Overall, we are 95% confident that the true mean average experience of tournament teams is between 1.57 and 1.64. We are also 95% confident that the true mean average experience of non-tournament teams is between 1.36 and 1.40.

## Hypothesis Tests

In [57]:
tourney_mean = np.mean(tournament_heights_total)
nontourney_mean = np.mean(nontournament_heights_total)

tourney_sd = np.std(tournament_heights_total)
nontourney_sd = np.std(nontournament_heights_total)

tourney_n = len(tournament_heights_total)
nontourney_n = len(nontournament_heights_total)

stats.ttest_ind_from_stats(mean1 = tourney_mean, std1 = tourney_sd, nobs1 = tourney_n, 
                           mean2 = nontourney_mean, std2 = nontourney_sd, nobs2 = nontourney_n)

Ttest_indResult(statistic=12.64635080874502, pvalue=1.5349844336210725e-35)

The results of the two-sided hypothesis test above, in which we calculated a $p$-value of $1.53 \times 10^{-35}$, tells us that there is statistically significant evidence to reject the null hypothesis that the mean height for tournament teams and non-tournament teams is the same. Thus, we can say that there is a statistically-significant difference between these two means.

In [58]:
tourney_exp_mean = np.mean(tournament_exp_total)
nontourney_exp_mean = np.mean(nontournament_exp_total)

tourney_exp_sd = np.std(tournament_exp_total)
nontourney_exp_sd = np.std(nontournament_exp_total)

tourney_exp_n = len(tournament_exp_total)
nontourney_exp_n = len(nontournament_exp_total)

stats.ttest_ind_from_stats(mean1 = tourney_exp_mean, std1 = tourney_exp_sd, nobs1 = tourney_exp_n, 
                           mean2 = nontourney_exp_mean, std2 = nontourney_exp_sd, nobs2 = nontourney_exp_n)

Ttest_indResult(statistic=10.679321140523161, pvalue=4.8125085652985653e-26)

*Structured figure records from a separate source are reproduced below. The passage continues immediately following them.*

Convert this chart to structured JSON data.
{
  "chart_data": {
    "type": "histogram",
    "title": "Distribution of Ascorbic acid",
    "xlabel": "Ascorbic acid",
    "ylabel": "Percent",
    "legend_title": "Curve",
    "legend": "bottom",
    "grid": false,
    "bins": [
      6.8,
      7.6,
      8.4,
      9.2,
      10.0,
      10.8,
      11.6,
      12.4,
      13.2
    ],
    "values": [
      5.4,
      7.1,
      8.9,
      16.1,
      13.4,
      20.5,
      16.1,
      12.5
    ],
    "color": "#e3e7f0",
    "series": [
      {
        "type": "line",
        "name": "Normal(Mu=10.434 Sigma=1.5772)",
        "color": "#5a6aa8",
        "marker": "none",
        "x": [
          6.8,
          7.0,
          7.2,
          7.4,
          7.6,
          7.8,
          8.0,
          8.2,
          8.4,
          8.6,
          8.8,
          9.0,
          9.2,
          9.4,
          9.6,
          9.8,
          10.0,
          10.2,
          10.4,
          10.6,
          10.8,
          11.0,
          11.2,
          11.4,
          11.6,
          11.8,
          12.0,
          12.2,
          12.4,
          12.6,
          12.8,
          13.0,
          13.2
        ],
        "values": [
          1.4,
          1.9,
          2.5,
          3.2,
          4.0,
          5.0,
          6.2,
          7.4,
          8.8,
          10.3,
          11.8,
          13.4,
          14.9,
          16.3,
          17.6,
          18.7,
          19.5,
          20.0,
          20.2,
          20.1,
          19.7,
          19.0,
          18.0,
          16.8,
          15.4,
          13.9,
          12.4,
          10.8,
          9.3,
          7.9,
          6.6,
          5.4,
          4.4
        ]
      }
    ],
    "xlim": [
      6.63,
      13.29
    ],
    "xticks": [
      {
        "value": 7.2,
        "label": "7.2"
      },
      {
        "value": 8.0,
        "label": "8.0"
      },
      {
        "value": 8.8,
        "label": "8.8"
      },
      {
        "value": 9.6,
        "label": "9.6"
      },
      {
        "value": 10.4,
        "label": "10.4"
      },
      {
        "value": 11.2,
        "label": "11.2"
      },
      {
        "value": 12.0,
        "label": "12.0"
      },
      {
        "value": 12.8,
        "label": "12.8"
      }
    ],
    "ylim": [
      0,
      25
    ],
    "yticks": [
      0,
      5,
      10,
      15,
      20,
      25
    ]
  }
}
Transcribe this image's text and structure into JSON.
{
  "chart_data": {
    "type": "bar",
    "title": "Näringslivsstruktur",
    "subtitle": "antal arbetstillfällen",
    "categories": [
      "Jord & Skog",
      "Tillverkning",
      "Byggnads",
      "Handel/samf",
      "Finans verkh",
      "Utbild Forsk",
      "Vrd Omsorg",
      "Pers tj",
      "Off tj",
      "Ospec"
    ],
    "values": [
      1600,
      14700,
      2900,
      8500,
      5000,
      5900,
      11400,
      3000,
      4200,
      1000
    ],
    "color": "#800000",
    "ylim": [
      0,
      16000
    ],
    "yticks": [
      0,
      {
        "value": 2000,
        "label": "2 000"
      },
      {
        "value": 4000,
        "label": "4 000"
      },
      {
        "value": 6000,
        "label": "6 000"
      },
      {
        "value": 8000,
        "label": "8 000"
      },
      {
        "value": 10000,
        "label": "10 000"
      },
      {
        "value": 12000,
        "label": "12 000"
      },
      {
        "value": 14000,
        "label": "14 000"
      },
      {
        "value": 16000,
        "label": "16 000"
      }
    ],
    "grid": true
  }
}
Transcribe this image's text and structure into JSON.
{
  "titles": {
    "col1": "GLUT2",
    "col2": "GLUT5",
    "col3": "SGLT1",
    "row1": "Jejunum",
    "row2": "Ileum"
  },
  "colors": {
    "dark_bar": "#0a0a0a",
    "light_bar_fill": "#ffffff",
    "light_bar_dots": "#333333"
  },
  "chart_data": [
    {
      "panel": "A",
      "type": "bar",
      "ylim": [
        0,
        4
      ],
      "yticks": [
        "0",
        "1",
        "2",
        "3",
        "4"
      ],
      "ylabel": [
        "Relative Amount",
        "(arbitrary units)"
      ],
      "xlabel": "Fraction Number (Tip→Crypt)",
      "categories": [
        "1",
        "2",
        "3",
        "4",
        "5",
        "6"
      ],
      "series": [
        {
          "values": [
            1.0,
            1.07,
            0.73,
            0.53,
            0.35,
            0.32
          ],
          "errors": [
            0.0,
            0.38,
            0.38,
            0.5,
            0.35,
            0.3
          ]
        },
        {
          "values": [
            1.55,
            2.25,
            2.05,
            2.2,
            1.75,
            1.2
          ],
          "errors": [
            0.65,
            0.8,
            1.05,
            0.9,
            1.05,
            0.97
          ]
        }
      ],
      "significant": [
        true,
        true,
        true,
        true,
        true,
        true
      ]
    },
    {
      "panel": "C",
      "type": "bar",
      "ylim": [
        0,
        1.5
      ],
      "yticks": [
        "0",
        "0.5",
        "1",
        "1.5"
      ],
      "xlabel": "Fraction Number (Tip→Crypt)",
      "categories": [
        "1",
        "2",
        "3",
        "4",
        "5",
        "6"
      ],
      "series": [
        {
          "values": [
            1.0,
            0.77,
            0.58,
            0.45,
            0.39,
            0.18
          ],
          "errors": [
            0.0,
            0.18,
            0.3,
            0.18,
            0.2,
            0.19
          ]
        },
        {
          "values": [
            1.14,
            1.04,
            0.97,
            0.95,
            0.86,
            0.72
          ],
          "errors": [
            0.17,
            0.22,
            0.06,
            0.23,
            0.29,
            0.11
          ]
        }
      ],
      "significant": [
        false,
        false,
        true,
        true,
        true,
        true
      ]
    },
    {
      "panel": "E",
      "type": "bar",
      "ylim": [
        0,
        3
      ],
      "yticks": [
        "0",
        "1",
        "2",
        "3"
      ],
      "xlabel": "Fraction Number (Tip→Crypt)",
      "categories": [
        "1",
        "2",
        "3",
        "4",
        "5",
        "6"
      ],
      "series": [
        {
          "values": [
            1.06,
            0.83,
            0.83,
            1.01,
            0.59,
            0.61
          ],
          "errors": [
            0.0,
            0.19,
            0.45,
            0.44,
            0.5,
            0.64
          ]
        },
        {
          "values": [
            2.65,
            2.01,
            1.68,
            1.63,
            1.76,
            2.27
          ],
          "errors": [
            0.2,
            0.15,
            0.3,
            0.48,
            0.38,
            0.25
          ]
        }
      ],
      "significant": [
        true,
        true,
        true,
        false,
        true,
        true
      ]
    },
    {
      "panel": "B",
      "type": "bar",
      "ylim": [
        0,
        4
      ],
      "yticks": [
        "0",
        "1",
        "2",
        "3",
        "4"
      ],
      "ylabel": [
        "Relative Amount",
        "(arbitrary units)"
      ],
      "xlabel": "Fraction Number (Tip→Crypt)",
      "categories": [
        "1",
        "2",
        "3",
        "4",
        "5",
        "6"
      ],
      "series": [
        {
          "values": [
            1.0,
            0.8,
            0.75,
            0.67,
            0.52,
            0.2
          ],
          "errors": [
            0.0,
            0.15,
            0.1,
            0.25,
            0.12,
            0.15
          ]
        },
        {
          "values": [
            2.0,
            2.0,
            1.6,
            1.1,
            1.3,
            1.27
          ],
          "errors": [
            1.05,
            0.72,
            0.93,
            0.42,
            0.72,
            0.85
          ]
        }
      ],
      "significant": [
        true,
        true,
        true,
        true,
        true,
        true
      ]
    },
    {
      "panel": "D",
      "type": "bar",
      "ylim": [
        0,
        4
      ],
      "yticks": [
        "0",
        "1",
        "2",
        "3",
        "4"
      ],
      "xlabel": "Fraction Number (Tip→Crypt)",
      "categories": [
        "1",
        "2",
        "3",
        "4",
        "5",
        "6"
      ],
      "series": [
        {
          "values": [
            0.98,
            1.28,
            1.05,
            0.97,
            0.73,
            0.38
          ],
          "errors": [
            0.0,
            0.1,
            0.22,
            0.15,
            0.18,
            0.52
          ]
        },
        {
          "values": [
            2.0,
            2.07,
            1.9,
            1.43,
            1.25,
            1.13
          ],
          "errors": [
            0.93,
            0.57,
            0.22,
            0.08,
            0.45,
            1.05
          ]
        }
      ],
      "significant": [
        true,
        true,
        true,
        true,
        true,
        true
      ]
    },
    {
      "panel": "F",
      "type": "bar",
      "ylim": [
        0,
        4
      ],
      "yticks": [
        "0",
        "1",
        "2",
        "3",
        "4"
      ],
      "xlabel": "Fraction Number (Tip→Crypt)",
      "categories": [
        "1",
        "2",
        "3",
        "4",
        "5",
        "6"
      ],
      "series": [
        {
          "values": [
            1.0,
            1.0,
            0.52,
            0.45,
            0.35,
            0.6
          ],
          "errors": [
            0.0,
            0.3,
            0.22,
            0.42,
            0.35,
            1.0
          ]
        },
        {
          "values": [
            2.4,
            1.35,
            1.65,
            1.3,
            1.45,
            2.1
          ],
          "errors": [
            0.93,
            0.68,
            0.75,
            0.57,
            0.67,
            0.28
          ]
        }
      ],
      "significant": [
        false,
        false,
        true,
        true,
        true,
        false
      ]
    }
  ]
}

The results of the two-sided hypothesis test above, in which we calculated a $p$-value of $4.81 \times 10^{-26}$, tells us that there is statistically significant evidence to reject the null hypothesis that the mean average experience for tournament teams and non-tournament teams is the same. Thus, we can say that there is a statistically-significant difference between these two means.

# Conclusions

Given that there is no overlap in the 95% confidence intervals for the mean height and mean average experience of tournament teams vs. non-tournament teams for all years combined, we can conclude that there is statistically significant evidence that tournament teams are, on average, taller and more experienced than teams that did not make the tournament. This overall finding is supported when looking at the individual years, as well, with one exception in the 2016 height category.

Further, the hypothesis tests that we conducted above prove that we have statistically-significant evidence to say that the mean height and mean average experience of tournament teams vs. non-tournament teams is different, and our confidence intervals show us that tournament teams are, on average, taller and more experienced.